Tragically, the war consumed millions upon millions of lives. Horrible new weapons, such as "mustard gas" left behind a generation either under the ground, or incapacitated. Anthrax may have been used for the first time. After four years, the world was definitely sick of war. Yet less than 20 years after the ink had dried on the Armistice, a new, even greater World War was under way. The "war to end all wars" had been a tragic and costly failure. In its wake came a century of bloody follow-up.

It is tempting to imagine that such a wild and unpredictable course of events is a thing of the past. We want to believe that if only our intentions are good and our cause is just, we can unleash the power and violence of war, and steer it to a successful and limited conclusion. If there is one lesson of World War One that we should be open to, it is the horrific unpredictability of warfare.

If we are prepared to consider that lesson, we have to ask ourselves what sorts of unexpected events might we encounter if we choose war. Which empires will collapse? What new countries will fall to their own fanatical ideologues? Where will the new waves of refugees ebb, and flow, and starve? What horrible new weapons will be unleashed upon both fighting men and civilian populations? Whose millions will die? And, when we grow sick to the heart of the endless "war to end all terrorism", will the world be a safer place?

On July 7, 1914, about ten days after the original terrorist attack in Sarajevo, the administration of Austria-Hungary were engaged in a debate on whether to take military action, or pursue a judicial and diplomatic course. In short, was it to be war or justice? Key Austrians in government favored military retaliation; the Hungarian Prime Minister favored a quest for justice without war. Is it possible they could have understood the importance of this debate to the 20th Century and the lives of millions?

Can we better answer this momentous question with hindsight? What would it have taken to defuse the Sarajevo incident and avert World War One? Some historians say there was then a lack of European statesmen who could have pushed for justice and security instead of vengeance and war. Who might have come forward and changed the course of history?

One month ago, we stood at the threshold of two doors, one marked "Justice & Security", the other marked "War & Vengeance". We have now opened the latter and are stumbling through it. If we push on, there will be no turning back. May our children forgive us for it.
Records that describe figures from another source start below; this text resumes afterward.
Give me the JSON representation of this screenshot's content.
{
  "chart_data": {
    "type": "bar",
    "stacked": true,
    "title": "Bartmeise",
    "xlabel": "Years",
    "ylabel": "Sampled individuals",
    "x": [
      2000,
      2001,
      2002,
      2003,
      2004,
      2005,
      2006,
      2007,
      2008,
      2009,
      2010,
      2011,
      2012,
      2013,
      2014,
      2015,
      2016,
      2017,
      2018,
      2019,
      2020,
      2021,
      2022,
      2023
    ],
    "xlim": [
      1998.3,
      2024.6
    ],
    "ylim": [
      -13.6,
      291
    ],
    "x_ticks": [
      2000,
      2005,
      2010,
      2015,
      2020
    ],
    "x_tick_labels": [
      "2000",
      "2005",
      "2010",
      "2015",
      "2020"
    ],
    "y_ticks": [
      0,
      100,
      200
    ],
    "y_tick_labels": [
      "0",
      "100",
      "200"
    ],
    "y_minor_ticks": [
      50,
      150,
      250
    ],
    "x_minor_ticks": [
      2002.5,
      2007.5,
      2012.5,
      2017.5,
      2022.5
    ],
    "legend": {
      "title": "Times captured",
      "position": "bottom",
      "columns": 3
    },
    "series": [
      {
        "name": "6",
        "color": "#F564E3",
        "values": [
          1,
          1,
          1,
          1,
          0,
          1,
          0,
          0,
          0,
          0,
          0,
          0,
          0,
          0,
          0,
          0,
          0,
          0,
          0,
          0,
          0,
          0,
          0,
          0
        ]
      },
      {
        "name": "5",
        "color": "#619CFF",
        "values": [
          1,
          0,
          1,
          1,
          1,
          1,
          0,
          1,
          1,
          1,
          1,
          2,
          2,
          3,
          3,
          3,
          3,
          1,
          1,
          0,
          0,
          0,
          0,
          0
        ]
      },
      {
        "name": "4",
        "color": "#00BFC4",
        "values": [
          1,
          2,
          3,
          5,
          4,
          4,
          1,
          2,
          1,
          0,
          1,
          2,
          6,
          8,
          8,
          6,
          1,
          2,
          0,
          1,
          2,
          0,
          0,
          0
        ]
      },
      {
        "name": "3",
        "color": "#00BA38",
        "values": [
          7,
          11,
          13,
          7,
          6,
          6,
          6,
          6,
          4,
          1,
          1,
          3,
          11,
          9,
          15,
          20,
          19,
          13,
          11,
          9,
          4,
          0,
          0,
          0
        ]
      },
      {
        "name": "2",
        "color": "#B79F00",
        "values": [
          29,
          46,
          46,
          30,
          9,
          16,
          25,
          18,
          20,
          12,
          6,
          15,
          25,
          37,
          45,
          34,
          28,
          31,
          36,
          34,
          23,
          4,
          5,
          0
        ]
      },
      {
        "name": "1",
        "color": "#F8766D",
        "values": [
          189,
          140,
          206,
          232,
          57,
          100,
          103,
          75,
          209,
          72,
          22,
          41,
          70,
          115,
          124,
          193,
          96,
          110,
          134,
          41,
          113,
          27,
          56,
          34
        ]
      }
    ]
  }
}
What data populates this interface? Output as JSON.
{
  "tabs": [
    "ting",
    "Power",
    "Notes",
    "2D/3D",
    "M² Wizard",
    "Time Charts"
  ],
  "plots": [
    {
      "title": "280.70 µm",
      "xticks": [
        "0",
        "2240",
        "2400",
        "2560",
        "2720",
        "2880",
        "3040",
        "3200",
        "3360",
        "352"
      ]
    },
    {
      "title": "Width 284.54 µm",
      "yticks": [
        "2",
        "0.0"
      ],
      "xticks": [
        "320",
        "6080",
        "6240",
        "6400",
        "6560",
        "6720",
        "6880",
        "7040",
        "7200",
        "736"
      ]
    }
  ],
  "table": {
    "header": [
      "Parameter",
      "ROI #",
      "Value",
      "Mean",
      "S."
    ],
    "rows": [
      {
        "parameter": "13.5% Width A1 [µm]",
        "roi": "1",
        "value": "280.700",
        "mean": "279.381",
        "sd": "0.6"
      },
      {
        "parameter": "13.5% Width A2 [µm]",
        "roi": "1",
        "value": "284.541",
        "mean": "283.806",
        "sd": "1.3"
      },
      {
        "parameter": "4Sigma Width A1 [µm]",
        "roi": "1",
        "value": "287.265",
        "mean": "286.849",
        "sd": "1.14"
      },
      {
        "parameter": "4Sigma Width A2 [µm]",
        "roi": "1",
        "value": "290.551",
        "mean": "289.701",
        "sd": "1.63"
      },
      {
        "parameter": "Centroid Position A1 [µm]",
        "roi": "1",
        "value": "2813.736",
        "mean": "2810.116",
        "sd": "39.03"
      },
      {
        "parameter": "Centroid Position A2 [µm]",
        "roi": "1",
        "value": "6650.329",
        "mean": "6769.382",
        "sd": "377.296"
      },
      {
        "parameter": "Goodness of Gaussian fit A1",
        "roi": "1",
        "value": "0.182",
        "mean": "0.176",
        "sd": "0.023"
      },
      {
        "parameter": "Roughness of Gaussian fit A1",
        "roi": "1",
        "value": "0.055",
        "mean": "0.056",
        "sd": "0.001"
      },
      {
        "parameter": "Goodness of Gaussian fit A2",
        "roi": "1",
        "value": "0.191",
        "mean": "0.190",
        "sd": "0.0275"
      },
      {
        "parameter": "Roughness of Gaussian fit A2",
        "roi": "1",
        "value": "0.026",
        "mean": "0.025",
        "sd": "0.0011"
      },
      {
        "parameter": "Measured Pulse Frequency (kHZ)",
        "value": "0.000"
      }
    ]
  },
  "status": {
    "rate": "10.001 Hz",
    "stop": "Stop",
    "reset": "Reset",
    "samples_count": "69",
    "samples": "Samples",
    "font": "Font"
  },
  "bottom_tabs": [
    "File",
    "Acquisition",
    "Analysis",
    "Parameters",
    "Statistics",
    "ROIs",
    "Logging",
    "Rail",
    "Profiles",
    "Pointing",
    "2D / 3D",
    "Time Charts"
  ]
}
If we step back and choose the door marked "Justice & Security", there will be no guarantees. Before we can achieve justice and counter the threats of future terrorism, more innocent people will very likely die. The leaders who come forward and stand up for this course must have the "belly for it", the courage to risk their own lives, even at the hands of their own people. Those who steer the wise and balanced course can expect to earn the hatred of the crazies among us. Do we have what it will take?

Or will we console ourselves with some future poem about the dead who lie beneath the poppies in Flanders Fields?